Reference no: EM132954287
Question - ABC Co has a 5-year-old delivery truck that cost $80,000. The current value of the truck is about $25,000 and a book value of $4,000 and would be fully depreciated by the end of next year. The estimated selling cost is $2,000. The old truck has annual repair and maintenance costs of about $8,000 per year. It is estimated that the old truck will last another 6 years but will require an additional $15,000 for a major overhaul in three years from now. The truck should be worth about $8,000 at the end of the next six years.
The truck gets about 6 miles per gallon. There are two employees who operate the truck: a driver that earns $14 per hour and a laborer who helps with deliveries that earns $12 per hour (fully burdened). These drivers work a total of 2,000 hours per year and drive about 36,000 miles per year.
ABC is considering the purchase of a new fuel-efficient truck with a lift gate. The new truck will save about 200 hours per year delivery time. The new truck is rated to get 10.5 miles per gallon. It has a 5-year warranty and thus should have no repairs for the first 5 years but will require normal maintenance of about $1,000 per year. Repair and maintenance costs in the sixth year should be around $6,000.

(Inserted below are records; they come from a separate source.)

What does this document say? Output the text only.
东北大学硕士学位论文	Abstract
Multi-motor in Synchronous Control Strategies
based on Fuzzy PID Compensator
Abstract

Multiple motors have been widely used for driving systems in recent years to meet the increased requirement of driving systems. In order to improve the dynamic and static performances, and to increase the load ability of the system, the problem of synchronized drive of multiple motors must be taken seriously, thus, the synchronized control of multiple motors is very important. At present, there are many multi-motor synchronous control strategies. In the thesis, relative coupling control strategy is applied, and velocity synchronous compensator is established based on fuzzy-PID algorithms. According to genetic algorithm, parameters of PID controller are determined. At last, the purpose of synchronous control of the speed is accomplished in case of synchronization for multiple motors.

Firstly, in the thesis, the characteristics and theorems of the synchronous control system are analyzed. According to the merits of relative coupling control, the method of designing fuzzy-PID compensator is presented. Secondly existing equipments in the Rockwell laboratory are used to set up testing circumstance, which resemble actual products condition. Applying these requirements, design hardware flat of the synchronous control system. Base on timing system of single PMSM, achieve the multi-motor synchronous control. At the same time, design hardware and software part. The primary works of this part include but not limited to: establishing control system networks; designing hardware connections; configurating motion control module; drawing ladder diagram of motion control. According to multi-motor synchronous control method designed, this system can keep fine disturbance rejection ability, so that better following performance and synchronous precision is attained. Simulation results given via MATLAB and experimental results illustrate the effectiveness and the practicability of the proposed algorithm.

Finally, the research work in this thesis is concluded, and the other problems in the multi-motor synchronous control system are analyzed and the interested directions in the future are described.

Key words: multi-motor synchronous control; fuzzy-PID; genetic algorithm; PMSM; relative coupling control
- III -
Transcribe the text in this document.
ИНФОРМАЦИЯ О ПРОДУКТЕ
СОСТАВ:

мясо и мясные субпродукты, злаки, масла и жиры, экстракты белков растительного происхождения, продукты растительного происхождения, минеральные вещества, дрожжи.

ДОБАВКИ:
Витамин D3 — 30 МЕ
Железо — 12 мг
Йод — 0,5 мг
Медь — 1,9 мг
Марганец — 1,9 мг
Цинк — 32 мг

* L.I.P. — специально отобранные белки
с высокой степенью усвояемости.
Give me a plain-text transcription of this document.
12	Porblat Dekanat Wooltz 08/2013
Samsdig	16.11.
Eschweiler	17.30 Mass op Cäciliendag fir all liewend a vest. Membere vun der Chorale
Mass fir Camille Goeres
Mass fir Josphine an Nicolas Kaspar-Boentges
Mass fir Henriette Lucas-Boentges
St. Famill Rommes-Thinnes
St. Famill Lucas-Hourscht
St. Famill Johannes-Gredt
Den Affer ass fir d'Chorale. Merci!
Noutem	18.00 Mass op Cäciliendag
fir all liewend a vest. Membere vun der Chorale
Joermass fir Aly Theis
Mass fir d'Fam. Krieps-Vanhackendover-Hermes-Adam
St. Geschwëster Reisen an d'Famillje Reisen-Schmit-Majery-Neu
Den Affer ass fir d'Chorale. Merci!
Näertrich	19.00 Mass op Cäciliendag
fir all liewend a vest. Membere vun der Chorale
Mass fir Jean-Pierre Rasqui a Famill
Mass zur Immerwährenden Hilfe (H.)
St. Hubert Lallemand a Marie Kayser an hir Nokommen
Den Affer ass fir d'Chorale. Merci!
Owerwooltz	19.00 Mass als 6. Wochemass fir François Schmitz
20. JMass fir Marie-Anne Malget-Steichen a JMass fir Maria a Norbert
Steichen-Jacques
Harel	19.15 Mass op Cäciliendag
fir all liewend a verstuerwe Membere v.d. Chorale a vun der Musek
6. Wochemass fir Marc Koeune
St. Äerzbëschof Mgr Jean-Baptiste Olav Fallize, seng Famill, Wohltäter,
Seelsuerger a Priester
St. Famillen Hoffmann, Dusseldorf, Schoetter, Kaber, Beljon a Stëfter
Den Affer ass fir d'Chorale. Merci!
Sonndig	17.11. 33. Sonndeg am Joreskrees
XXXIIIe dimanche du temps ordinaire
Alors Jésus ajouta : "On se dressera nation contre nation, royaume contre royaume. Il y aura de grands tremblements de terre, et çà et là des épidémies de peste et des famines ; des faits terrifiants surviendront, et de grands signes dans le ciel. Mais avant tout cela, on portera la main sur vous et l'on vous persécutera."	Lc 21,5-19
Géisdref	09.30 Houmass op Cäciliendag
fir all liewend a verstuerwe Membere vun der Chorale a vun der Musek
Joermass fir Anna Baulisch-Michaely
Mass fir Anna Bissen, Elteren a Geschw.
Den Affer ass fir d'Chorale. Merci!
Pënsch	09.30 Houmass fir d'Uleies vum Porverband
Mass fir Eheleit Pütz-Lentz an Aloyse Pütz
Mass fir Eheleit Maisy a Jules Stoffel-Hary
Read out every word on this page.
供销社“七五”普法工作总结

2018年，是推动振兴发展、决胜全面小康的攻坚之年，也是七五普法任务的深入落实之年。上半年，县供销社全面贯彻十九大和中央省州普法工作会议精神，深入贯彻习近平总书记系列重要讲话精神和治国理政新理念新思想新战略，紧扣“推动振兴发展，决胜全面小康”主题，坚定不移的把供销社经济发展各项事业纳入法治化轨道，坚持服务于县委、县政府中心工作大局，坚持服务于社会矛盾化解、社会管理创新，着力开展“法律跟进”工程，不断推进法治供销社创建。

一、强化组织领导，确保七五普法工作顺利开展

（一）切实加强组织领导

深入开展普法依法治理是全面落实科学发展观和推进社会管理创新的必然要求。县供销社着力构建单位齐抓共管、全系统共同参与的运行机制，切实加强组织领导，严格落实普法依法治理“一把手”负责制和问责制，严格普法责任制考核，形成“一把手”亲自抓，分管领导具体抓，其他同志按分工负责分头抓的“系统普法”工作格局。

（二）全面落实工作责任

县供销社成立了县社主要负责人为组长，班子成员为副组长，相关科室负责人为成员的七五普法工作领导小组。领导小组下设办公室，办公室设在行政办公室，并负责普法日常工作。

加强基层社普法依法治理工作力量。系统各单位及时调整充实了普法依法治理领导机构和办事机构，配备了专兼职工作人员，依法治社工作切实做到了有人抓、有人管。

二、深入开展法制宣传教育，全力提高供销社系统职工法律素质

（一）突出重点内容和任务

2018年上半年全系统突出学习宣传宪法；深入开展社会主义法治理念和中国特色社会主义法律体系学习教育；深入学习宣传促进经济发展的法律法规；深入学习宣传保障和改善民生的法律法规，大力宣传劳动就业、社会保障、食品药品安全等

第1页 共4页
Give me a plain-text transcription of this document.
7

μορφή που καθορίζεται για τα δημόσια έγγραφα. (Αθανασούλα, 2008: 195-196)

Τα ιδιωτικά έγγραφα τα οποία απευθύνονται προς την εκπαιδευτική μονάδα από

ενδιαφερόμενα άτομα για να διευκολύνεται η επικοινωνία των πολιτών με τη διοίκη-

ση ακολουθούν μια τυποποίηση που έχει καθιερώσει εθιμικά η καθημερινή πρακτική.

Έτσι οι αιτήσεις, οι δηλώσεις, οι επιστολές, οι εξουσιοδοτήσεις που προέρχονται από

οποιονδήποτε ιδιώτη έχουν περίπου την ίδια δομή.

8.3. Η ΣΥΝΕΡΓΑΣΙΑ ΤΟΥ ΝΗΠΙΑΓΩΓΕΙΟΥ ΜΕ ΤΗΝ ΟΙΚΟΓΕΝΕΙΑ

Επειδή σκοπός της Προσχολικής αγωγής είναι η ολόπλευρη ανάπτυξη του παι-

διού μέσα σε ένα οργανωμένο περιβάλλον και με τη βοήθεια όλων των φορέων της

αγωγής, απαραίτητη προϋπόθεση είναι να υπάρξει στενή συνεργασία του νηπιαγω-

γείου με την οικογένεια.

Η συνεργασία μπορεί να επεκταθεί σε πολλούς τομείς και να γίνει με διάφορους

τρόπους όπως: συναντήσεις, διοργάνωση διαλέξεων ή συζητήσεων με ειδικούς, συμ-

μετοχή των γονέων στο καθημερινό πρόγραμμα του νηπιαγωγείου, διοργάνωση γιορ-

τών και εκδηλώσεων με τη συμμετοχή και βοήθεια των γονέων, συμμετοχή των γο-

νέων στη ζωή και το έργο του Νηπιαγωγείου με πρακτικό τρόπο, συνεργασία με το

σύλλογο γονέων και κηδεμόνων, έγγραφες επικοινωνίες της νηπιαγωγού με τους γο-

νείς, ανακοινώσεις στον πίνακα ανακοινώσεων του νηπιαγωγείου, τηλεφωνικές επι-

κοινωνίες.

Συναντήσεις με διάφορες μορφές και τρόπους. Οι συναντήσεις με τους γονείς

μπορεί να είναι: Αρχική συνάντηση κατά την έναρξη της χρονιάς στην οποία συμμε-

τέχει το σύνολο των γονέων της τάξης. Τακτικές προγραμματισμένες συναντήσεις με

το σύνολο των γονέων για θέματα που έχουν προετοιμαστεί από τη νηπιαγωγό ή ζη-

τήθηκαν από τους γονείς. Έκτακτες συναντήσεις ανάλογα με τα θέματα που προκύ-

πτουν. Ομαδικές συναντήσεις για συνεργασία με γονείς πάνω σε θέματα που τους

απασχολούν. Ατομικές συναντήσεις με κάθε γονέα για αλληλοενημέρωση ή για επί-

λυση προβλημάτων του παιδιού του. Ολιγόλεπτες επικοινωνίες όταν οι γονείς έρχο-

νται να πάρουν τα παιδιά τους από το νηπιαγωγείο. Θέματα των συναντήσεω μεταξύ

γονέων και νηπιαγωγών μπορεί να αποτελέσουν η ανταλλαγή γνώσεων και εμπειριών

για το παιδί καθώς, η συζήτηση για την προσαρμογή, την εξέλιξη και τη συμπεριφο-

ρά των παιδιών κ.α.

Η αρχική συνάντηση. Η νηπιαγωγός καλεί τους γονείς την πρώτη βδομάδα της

The new truck will cost $92,000 plus tax, license, dealer prep, and delivery charges of $7,500. Additionally, ABC would spend $2,000 having the company logo and colors painted on the truck. ABC would plan on keeping the truck for 6 years and then selling it. It is estimated that the six-year-old truck will be worth $45,000 and the selling cost will be $3,000. ABC will depreciate the truck using 5-year MACRS.
Fuel cost averaged $2.40 per gallon last year, but it is estimated that fuel costs will increase by about 10% per year. Wages should rise by about 5% per year to stay ahead of inflation. The cost of capital (WACC) for ABC is 15%. The effective tax rate for ABC is 35%.
Required - What is the taxable cash income in year 1?